Antes de avançar na produção propriamente dita, é preciso lembrar que estamos falando de um tempo bem diferente. Naqueles meados dos anos 1980, não existia internet e certamente nem os mais visionários sonhavam com o advento do streaming. No entanto, os clipes se tornavam cada vez mais populares, propulsionados principalmente pelo crescente sucesso da MTV nos Estados Unidos. Michael Jackson, claro, já era um dos expoentes que mais exploravam o formato, tendo lançado, em 1982, aquele que um verdadeiro marco do gênero, “Thriller”. Assim, além da música propriamente dita, “We Are The World” teve um registro audiovisual que também percorreu o mundo.
A inspiração
O documentário tem início mostrando a raiz de todo o processo que resultou na gravação de “We Are The World”. Sim, quase todos se lembram, a semente foi a gravação do single britânico “Do They Know It’s Christmas?” um ano antes, ou seja, em 1984. Esta iniciativa foi capitaneada por Bob Geldof e Midge Ure, e visava arrecadar fundos para combater a fome na Etiópia. A gravação contou com lendas como George Michael, Phil Collins, Bono Vox, Simon Le Bon e seu Duran Duran, Boy George (e outros integrantes do Culture Club), Steve Norman (e demais companheiros do Spandau Ballet), Paul Young e muitos outros.
Harry Belafonte
À época, Geldof e Ure estavam, como tantos outros, profundamente impactados por uma série de matérias feitas pelo jornalista Michael Buerk para a BBC, que mostrava nuances da fome que atingia aquele país da África oriental. Já nos Estados Unidos, o mérito maior da ação artística-humanitária deve ser dado ao ator e ativista Harry Belafonte (1927 – 2023), à época já envolvido com a organização da United Support of Artists for Africa (a USA for Africa). Foi Belafonte que tomou a iniciativa de procurar o empresário de mídia Ken Kragen, que, na sequência, convidou Lionel Ritchie e Kenny Roger, artistas que empresariava. O terceiro artista a abraçar a causa foi Stevie Wonder, que, inclusive, inicialmente seria um dos compositores da composição.
Quem é quem
Já Lionel Ritchie foi o responsável pela adesão de Michael Jackson ao projeto. Para a co-produção, nem poderia ser diferente: o maestro e arranjador Quincy Jones assumiu as rédeas. Ao fim, por conta da agenda, Stevie Wonder não pode participar do processo de composição, que, assim, ficou a cargo de Jackson e Ritchie. E, enfim, nascia “We Are The World”. Gravada na madrugada de 28 de janeiro de 1985 e lançada em 7 de março de 1985, a canção contou, ao fim, com participação do quem é quem da música norte-americana na época.
Elenco
Ou seja, nomes como Bob Dylan, Ray Charles, Bruce Springsteen, Paul Simon, Tina Turner, Willie Nelson, Dionne Warwick, Diana Ross, Kim Carnes, Cindy Lauper, Daryl Hall & John Oates, Al Jarreau, Billy Joel, James Ingram, Huey Lewis, Smokey Robinson, Bette Midler e muitos outros. Importante lembrar que alguns desses só participaram do coro de “We Are The World”. Do mesmo, modo, o documentário mostra que houve uma indecisão entre convidar Madonna ou Cindy Lauper (mas não explica porque não as duas). Como todos sabem, Cindy (foto abaixo) foi o nome escolhido.

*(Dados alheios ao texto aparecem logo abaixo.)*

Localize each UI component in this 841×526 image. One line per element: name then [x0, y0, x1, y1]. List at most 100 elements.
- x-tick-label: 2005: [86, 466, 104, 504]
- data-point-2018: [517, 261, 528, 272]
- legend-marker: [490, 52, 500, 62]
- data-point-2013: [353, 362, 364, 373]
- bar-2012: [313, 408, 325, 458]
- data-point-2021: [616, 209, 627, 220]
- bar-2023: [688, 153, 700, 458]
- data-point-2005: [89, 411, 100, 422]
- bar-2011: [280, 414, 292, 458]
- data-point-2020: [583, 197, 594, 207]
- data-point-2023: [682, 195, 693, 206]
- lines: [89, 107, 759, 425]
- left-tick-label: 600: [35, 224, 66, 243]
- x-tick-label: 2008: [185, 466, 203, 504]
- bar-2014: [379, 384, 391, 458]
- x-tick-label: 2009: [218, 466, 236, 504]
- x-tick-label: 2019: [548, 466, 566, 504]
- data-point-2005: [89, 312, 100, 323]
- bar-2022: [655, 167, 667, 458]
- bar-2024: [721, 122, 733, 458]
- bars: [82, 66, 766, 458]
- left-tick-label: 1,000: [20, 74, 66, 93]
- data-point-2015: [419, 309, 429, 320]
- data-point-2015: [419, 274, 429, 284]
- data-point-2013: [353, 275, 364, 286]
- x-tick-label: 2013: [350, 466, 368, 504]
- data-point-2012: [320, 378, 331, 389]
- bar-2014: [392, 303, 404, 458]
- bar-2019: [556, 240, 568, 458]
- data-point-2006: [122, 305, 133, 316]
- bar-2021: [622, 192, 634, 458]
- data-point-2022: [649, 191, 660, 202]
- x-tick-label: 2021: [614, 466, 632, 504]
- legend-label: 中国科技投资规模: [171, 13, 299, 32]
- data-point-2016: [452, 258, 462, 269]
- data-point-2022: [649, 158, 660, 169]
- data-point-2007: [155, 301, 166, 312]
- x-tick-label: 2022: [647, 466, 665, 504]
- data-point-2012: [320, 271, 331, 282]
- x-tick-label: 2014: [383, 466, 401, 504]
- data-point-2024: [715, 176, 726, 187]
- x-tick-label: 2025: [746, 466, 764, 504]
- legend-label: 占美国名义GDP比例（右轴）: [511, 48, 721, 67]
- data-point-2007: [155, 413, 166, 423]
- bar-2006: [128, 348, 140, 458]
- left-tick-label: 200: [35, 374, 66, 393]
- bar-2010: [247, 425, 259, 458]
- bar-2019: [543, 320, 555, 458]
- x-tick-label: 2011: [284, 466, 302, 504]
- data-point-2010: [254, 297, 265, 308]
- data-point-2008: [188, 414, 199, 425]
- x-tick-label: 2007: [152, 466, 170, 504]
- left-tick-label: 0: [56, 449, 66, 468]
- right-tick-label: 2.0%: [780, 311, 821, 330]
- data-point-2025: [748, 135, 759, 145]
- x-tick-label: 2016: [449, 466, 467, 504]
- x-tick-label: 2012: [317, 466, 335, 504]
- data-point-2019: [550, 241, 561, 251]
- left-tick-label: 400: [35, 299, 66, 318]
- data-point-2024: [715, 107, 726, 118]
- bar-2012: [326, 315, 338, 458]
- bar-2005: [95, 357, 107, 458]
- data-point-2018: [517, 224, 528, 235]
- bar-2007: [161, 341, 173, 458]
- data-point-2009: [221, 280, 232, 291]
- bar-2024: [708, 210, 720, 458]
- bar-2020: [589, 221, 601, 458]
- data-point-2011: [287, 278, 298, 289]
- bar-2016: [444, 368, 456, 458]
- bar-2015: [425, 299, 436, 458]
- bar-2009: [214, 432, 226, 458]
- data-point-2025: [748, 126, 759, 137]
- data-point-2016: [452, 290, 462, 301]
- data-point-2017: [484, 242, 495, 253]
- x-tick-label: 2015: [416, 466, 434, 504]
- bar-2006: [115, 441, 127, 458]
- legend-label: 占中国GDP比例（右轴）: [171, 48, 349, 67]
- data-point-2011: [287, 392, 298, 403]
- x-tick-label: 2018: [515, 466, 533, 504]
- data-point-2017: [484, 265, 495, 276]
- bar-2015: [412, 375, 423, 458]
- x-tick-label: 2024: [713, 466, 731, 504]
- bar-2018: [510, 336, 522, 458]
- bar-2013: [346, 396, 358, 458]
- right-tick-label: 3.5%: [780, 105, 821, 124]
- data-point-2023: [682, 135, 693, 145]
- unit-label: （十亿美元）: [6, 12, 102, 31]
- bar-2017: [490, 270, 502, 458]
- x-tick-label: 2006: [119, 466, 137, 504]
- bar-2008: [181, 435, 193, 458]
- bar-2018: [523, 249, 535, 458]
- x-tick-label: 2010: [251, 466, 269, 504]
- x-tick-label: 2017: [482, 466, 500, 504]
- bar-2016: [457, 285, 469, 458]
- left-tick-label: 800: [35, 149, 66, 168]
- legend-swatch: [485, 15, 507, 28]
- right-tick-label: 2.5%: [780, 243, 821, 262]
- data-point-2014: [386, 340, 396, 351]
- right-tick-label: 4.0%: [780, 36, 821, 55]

Aliás, há um ponto sobre a cantora de “Girls Just Want to Have Fun” bem hilário. A parte cantada por Cindy vinha acompanhada de um ruído não identificado. Com muito custo, concluíram que era um barulho provocado pelos vários adereços – pulseiras, colares e brincos – que a nova-iorquina usava. Uma presença aguardada era a de Prince, mas ele não assentiu ao convite. Assim, o trecho que cantaria solo foi dado a Huey Lewis.
Depoimentos
O documentário ganha muitos pontos ao ser de certa forma conduzido por Lionel Ritchie, 74. Como um dos principais articuladores do encontro que resultou na gravação de “We Are The World”, Lionel relembra cada momento, assim como conta casos bem engraçados, sobre o inusitado encontro com uma cobra de Michael Jackson. Mas outros nomes dão depoimentos importantes, caso de Huey Lewis (Huey Lewis and the News), 73, e do próprio Bruce Springsteen, 74, além de Cindy Lauper, hoje aos 70 anos de idade.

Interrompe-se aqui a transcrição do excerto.